Ale musiał jej towarzyszyć jakiś rodzaj, niedojrzałej wtedy jeszcze, emocji – która była silna na tyle, że sprawiła, iż zapamiętałem tamte chwile.
Dziś, po latach wielu, “Moja litania” nadal ma status pieśni kultowej i pozostaje najbardziej znanym utworem autorstwa Leszka Wójtowicza. Nie mogło jej zatem zabraknąć w zbiorze wydanym w ramach cyklu “Biblioteka Bardów”.
Publikacja ta zawiera teksty kilkudziesięciu utworów, poprzedzonych słowem wstępnym Autora.
Ułożone w porządku chronologicznym wedle czasu powstawania (z jednym, uzasadnionym wyjątkiem) – utwory te stanowią swoisty poetycki podręcznik historii Polski z okresu dwóch ostatnich dekad XX wieku.
Pewne teksty zachowały swą proroczą aktualność, inne nabrały nowej. Ponadczasowe, uniwersalne prawdy o ludzkiej naturze, o mechanizmach władzy i polityki są wszak… ponadczasowe i uniwersalne.
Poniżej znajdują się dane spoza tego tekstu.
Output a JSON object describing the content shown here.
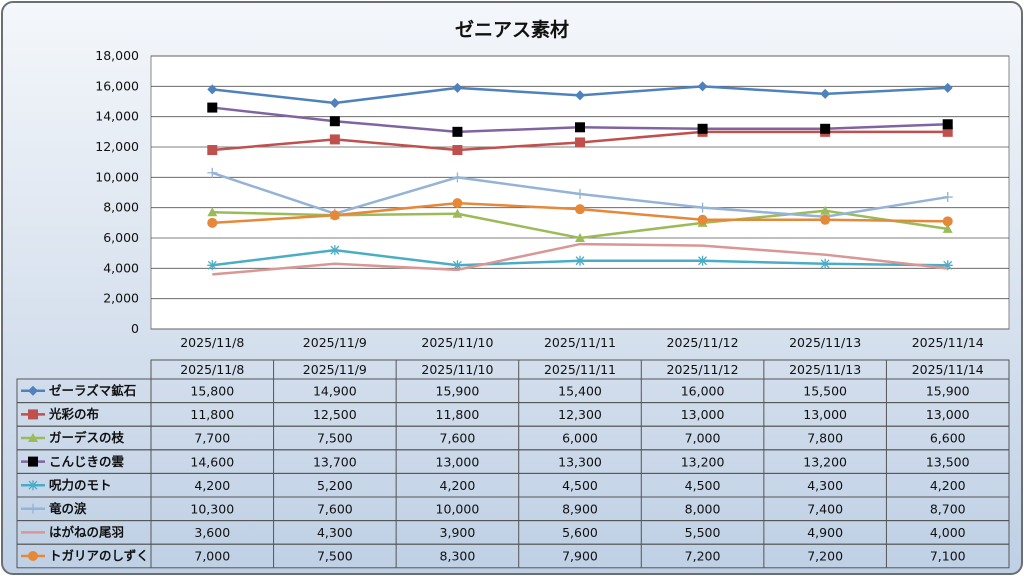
{
  "chart_data": {
    "type": "line",
    "title": "ゼニアス素材",
    "xlabel": "",
    "ylabel": "",
    "ylim": [
      0,
      18000
    ],
    "yticks": [
      "0",
      "2,000",
      "4,000",
      "6,000",
      "8,000",
      "10,000",
      "12,000",
      "14,000",
      "16,000",
      "18,000"
    ],
    "grid": true,
    "legend": "data-table-bottom",
    "categories": [
      "2025/11/8",
      "2025/11/9",
      "2025/11/10",
      "2025/11/11",
      "2025/11/12",
      "2025/11/13",
      "2025/11/14"
    ],
    "series": [
      {
        "name": "ゼーラズマ鉱石",
        "color": "#4f81bd",
        "marker": "diamond",
        "values": [
          15800,
          14900,
          15900,
          15400,
          16000,
          15500,
          15900
        ],
        "labels": [
          "15,800",
          "14,900",
          "15,900",
          "15,400",
          "16,000",
          "15,500",
          "15,900"
        ]
      },
      {
        "name": "光彩の布",
        "color": "#c0504d",
        "marker": "square",
        "values": [
          11800,
          12500,
          11800,
          12300,
          13000,
          13000,
          13000
        ],
        "labels": [
          "11,800",
          "12,500",
          "11,800",
          "12,300",
          "13,000",
          "13,000",
          "13,000"
        ]
      },
      {
        "name": "ガーデスの枝",
        "color": "#9bbb59",
        "marker": "triangle",
        "values": [
          7700,
          7500,
          7600,
          6000,
          7000,
          7800,
          6600
        ],
        "labels": [
          "7,700",
          "7,500",
          "7,600",
          "6,000",
          "7,000",
          "7,800",
          "6,600"
        ]
      },
      {
        "name": "こんじきの雲",
        "color": "#8064a2",
        "markerColor": "#000000",
        "marker": "square",
        "values": [
          14600,
          13700,
          13000,
          13300,
          13200,
          13200,
          13500
        ],
        "labels": [
          "14,600",
          "13,700",
          "13,000",
          "13,300",
          "13,200",
          "13,200",
          "13,500"
        ]
      },
      {
        "name": "呪力のモト",
        "color": "#4bacc6",
        "marker": "star",
        "values": [
          4200,
          5200,
          4200,
          4500,
          4500,
          4300,
          4200
        ],
        "labels": [
          "4,200",
          "5,200",
          "4,200",
          "4,500",
          "4,500",
          "4,300",
          "4,200"
        ]
      },
      {
        "name": "竜の涙",
        "color": "#95b3d7",
        "marker": "plus",
        "values": [
          10300,
          7600,
          10000,
          8900,
          8000,
          7400,
          8700
        ],
        "labels": [
          "10,300",
          "7,600",
          "10,000",
          "8,900",
          "8,000",
          "7,400",
          "8,700"
        ]
      },
      {
        "name": "はがねの尾羽",
        "color": "#d99694",
        "marker": "none",
        "values": [
          3600,
          4300,
          3900,
          5600,
          5500,
          4900,
          4000
        ],
        "labels": [
          "3,600",
          "4,300",
          "3,900",
          "5,600",
          "5,500",
          "4,900",
          "4,000"
        ]
      },
      {
        "name": "トガリアのしずく",
        "color": "#e6883a",
        "marker": "circle",
        "values": [
          7000,
          7500,
          8300,
          7900,
          7200,
          7200,
          7100
        ],
        "labels": [
          "7,000",
          "7,500",
          "8,300",
          "7,900",
          "7,200",
          "7,200",
          "7,100"
        ]
      }
    ]
  }
}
Ale polem obserwacji i wynikających z nich refleksji są dla Autora nie tylko kwestie społeczno – polityczne. Sporo w tych utworach osobistych wzruszeń i poruszeń, sporo w nich Krakowa, zjawiskowej Piwnicy pod Baranami i sporo wspomnień o ważnych zarówno dla Autora, jak i dla polskiej kultury osobach.
“Moją litanię” usłyszałem jako dzieciak. Jako dojrzały już starszak – zachowam wspomnienia z koncertu Leszka podczas naszego festiwalu "Czaty Zamkowe", kiedy publiczność zgromadzona na dziedzińcu słuchała o ważnych i mądrych rzeczach w takim skupieniu, że można było usłyszeć przelatującą muchę.
I mam nadzieję, że przy okazji najbliższego spotkania z Autorem znów wymienimy się płytami i porozmawiamy o naszych gitarach.